The House and Senate Tax Bills
The House and Senate tax bills are a lot alike. Both plans have similar big-picture themes:
Reduce individual rates, pare back some write-offs, slash the corporate rate to 20%, give tax preferences to individual owners of pass-through businesses and move to a territorial tax regime for multinationals.
However, there are also marked differences. We’ll delve into a few of the major ones. The Senate wants temporary individual cuts. This includes lower rates, higher standard deductions and child credit, repeal of the alternative minimum tax, breaks for self-employed persons and owners of pass-through firms, estate tax changes.
The House plan has four individual tax rates, ranging from 12% to 39.6%. The Senate proposes seven rates, starting at 10% and topping out at 38.5%. It’s a close call, but it wouldn’t surprise us to see fewer rates than under current law.
There’s huge disagreement over the popular state and local tax write-off. The Senate wants to fully ax it, while the House has come up with a compromise: End income tax write-offs and cap the deduction for real property taxes at $10,000. We think the Senate will cave when both chambers iron out their differences.
Other itemizations are also in dispute: The home mortgage interest write-off. The House would nix the break for second homes and lower the $1-million ceiling on home acquisition indebtedness to $500,000. These proposals aren’t included in the Senate bill, but there’s a chance they could make it into any final tax legislation.
The write-off for medical costs.
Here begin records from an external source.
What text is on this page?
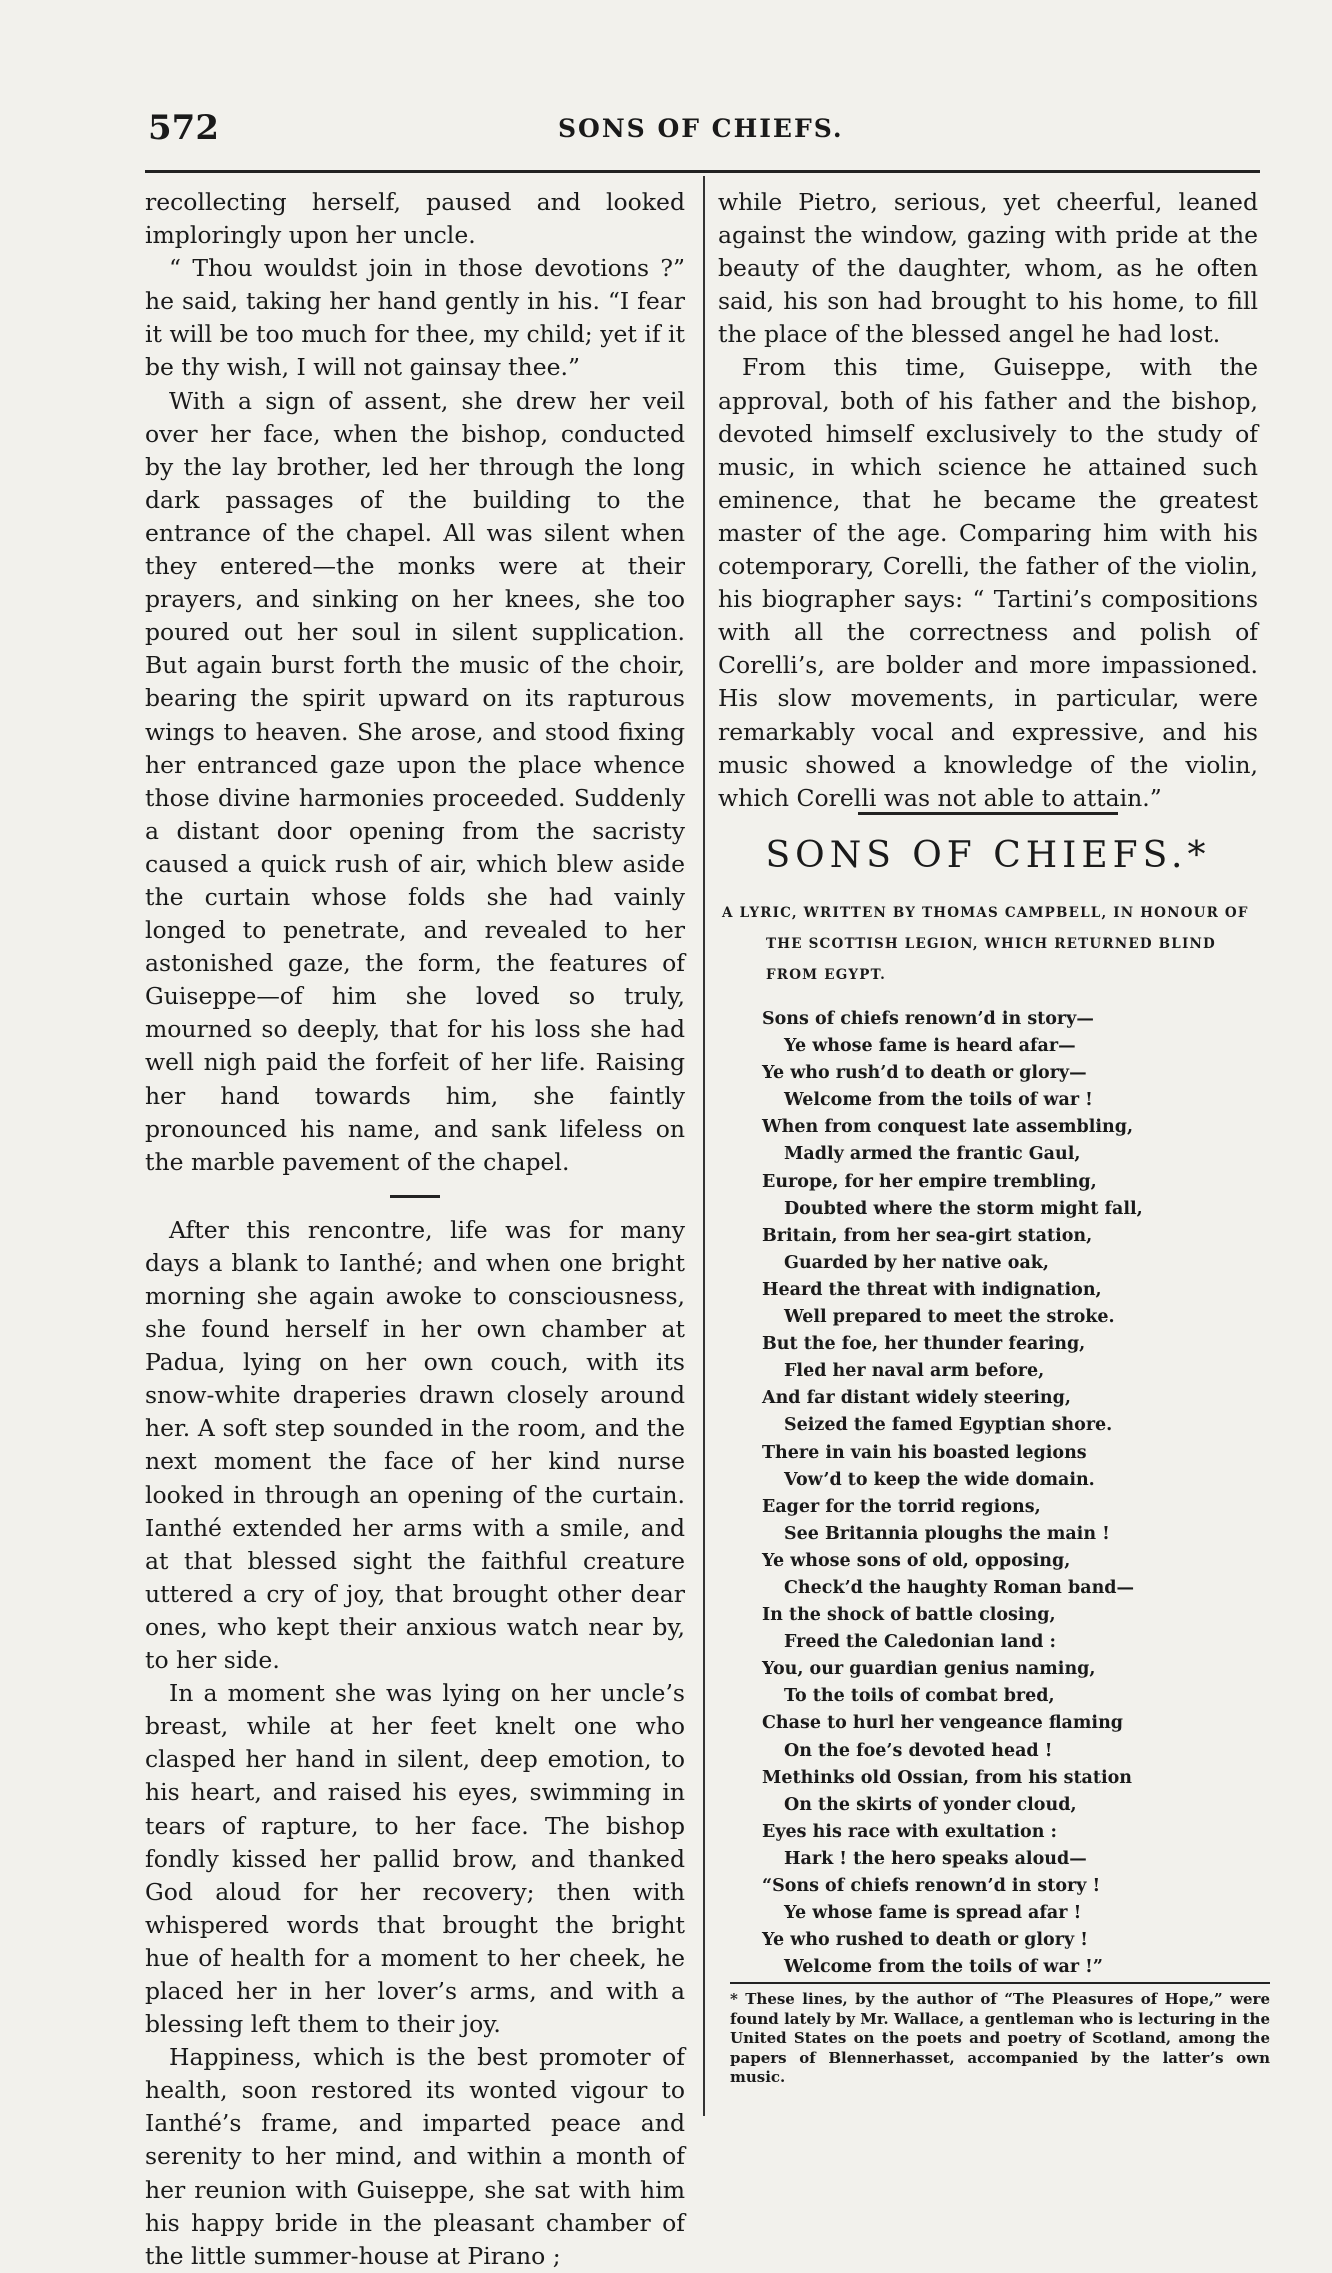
572	SONS OF CHIEFS.

recollecting herself, paused and looked imploringly upon her uncle.

“ Thou wouldst join in those devotions ?” he said, taking her hand gently in his. “I fear it will be too much for thee, my child; yet if it be thy wish, I will not gainsay thee.”

With a sign of assent, she drew her veil over her face, when the bishop, conducted by the lay brother, led her through the long dark passages of the building to the entrance of the chapel. All was silent when they entered—the monks were at their prayers, and sinking on her knees, she too poured out her soul in silent supplication. But again burst forth the music of the choir, bearing the spirit upward on its rapturous wings to heaven. She arose, and stood fixing her entranced gaze upon the place whence those divine harmonies proceeded. Suddenly a distant door opening from the sacristy caused a quick rush of air, which blew aside the curtain whose folds she had vainly longed to penetrate, and revealed to her astonished gaze, the form, the features of Guiseppe—of him she loved so truly, mourned so deeply, that for his loss she had well nigh paid the forfeit of her life. Raising her hand towards him, she faintly pronounced his name, and sank lifeless on the marble pavement of the chapel.

After this rencontre, life was for many days a blank to Ianthé; and when one bright morning she again awoke to consciousness, she found herself in her own chamber at Padua, lying on her own couch, with its snow-white draperies drawn closely around her. A soft step sounded in the room, and the next moment the face of her kind nurse looked in through an opening of the curtain. Ianthé extended her arms with a smile, and at that blessed sight the faithful creature uttered a cry of joy, that brought other dear ones, who kept their anxious watch near by, to her side.

In a moment she was lying on her uncle’s breast, while at her feet knelt one who clasped her hand in silent, deep emotion, to his heart, and raised his eyes, swimming in tears of rapture, to her face. The bishop fondly kissed her pallid brow, and thanked God aloud for her recovery; then with whispered words that brought the bright hue of health for a moment to her cheek, he placed her in her lover’s arms, and with a blessing left them to their joy.

Happiness, which is the best promoter of health, soon restored its wonted vigour to Ianthé’s frame, and imparted peace and serenity to her mind, and within a month of her reunion with Guiseppe, she sat with him his happy bride in the pleasant chamber of the little summer-house at Pirano ;

while Pietro, serious, yet cheerful, leaned against the window, gazing with pride at the beauty of the daughter, whom, as he often said, his son had brought to his home, to fill the place of the blessed angel he had lost.

From this time, Guiseppe, with the approval, both of his father and the bishop, devoted himself exclusively to the study of music, in which science he attained such eminence, that he became the greatest master of the age. Comparing him with his cotemporary, Corelli, the father of the violin, his biographer says: “ Tartini’s compositions with all the correctness and polish of Corelli’s, are bolder and more impassioned. His slow movements, in particular, were remarkably vocal and expressive, and his music showed a knowledge of the violin, which Corelli was not able to attain.”

SONS OF CHIEFS.*
A LYRIC, WRITTEN BY THOMAS CAMPBELL, IN HONOUR OF
THE SCOTTISH LEGION, WHICH RETURNED BLIND
FROM EGYPT.
Sons of chiefs renown’d in story—
Ye whose fame is heard afar—
Ye who rush’d to death or glory—
Welcome from the toils of war !
When from conquest late assembling,
Madly armed the frantic Gaul,
Europe, for her empire trembling,
Doubted where the storm might fall,
Britain, from her sea-girt station,
Guarded by her native oak,
Heard the threat with indignation,
Well prepared to meet the stroke.
But the foe, her thunder fearing,
Fled her naval arm before,
And far distant widely steering,
Seized the famed Egyptian shore.
There in vain his boasted legions
Vow’d to keep the wide domain.
Eager for the torrid regions,
See Britannia ploughs the main !
Ye whose sons of old, opposing,
Check’d the haughty Roman band—
In the shock of battle closing,
Freed the Caledonian land :
You, our guardian genius naming,
To the toils of combat bred,
Chase to hurl her vengeance flaming
On the foe’s devoted head !
Methinks old Ossian, from his station
On the skirts of yonder cloud,
Eyes his race with exultation :
Hark ! the hero speaks aloud—
“Sons of chiefs renown’d in story !
Ye whose fame is spread afar !
Ye who rushed to death or glory !
Welcome from the toils of war !”
* These lines, by the author of “The Pleasures of Hope,” were found lately by Mr. Wallace, a gentleman who is lecturing in the United States on the poets and poetry of Scotland, among the papers of Blennerhasset, accompanied by the latter’s own music.
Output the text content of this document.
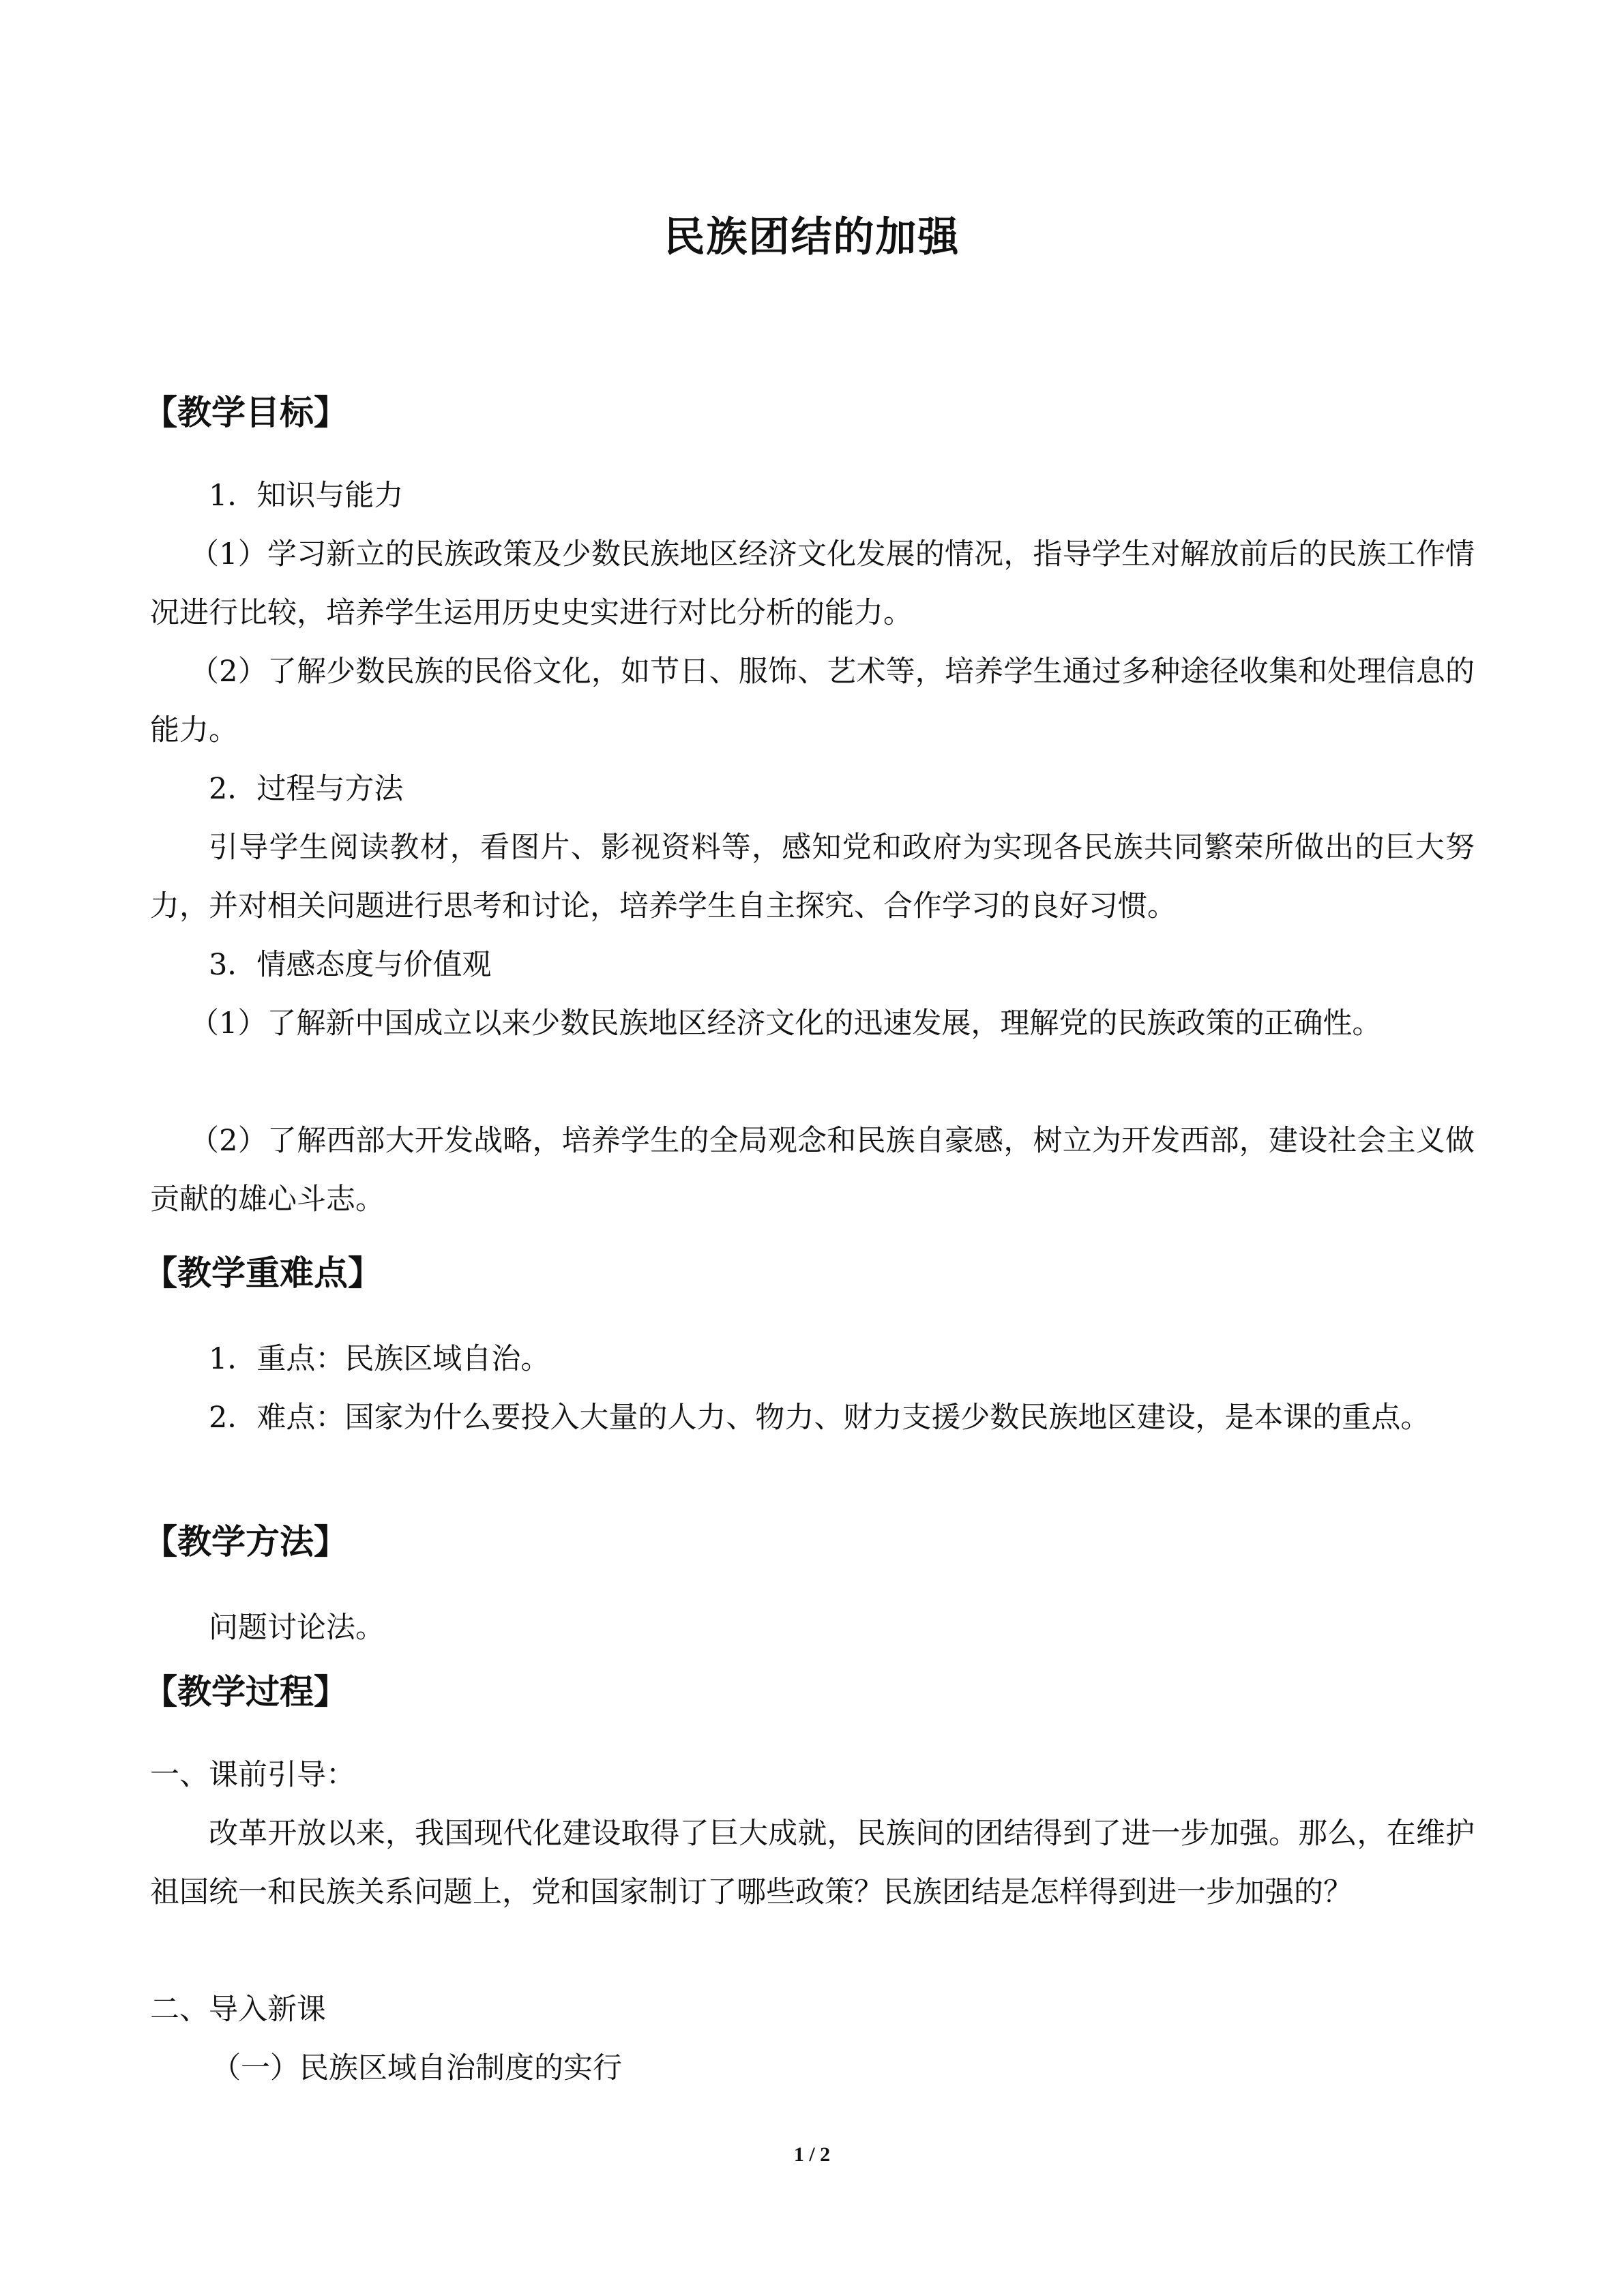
民族团结的加强
【教学目标】
1．知识与能力

（1）学习新立的民族政策及少数民族地区经济文化发展的情况，指导学生对解放前后的民族工作情况进行比较，培养学生运用历史史实进行对比分析的能力。

（2）了解少数民族的民俗文化，如节日、服饰、艺术等，培养学生通过多种途径收集和处理信息的能力。

2．过程与方法

引导学生阅读教材，看图片、影视资料等，感知党和政府为实现各民族共同繁荣所做出的巨大努力，并对相关问题进行思考和讨论，培养学生自主探究、合作学习的良好习惯。

3．情感态度与价值观

（1）了解新中国成立以来少数民族地区经济文化的迅速发展，理解党的民族政策的正确性。

（2）了解西部大开发战略，培养学生的全局观念和民族自豪感，树立为开发西部，建设社会主义做贡献的雄心斗志。

【教学重难点】
1．重点：民族区域自治。

2．难点：国家为什么要投入大量的人力、物力、财力支援少数民族地区建设，是本课的重点。

【教学方法】
问题讨论法。
【教学过程】
一、课前引导：

改革开放以来，我国现代化建设取得了巨大成就，民族间的团结得到了进一步加强。那么，在维护祖国统一和民族关系问题上，党和国家制订了哪些政策？民族团结是怎样得到进一步加强的？

二、导入新课
（一）民族区域自治制度的实行
1 / 2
The House would do away with this break. The Senate would keep it. We continue to think this deduction will survive in the end.
Turn to the estate tax. The House wants to double the lifetime exemption until 2025, when it would then fully repeal the tax. The Senate would preserve the tax but double the lifetime exemption. Look for the Senate proposal to prevail here.
The treatment of owners of pass-through firms is in flux. The House bill applies a 25% top rate to a portion of a person’s share of income from proprietorships, LLCs, S corporations and partnerships. The Senate calls for a new 17.4% deduction for pass-through income. Both versions contain lots of limitations and anti-abuse rules that have drawn the ire of powerful lobbying groups and at least one GOP senator. We anticipate that these provisions will be substantially revised in any tax package.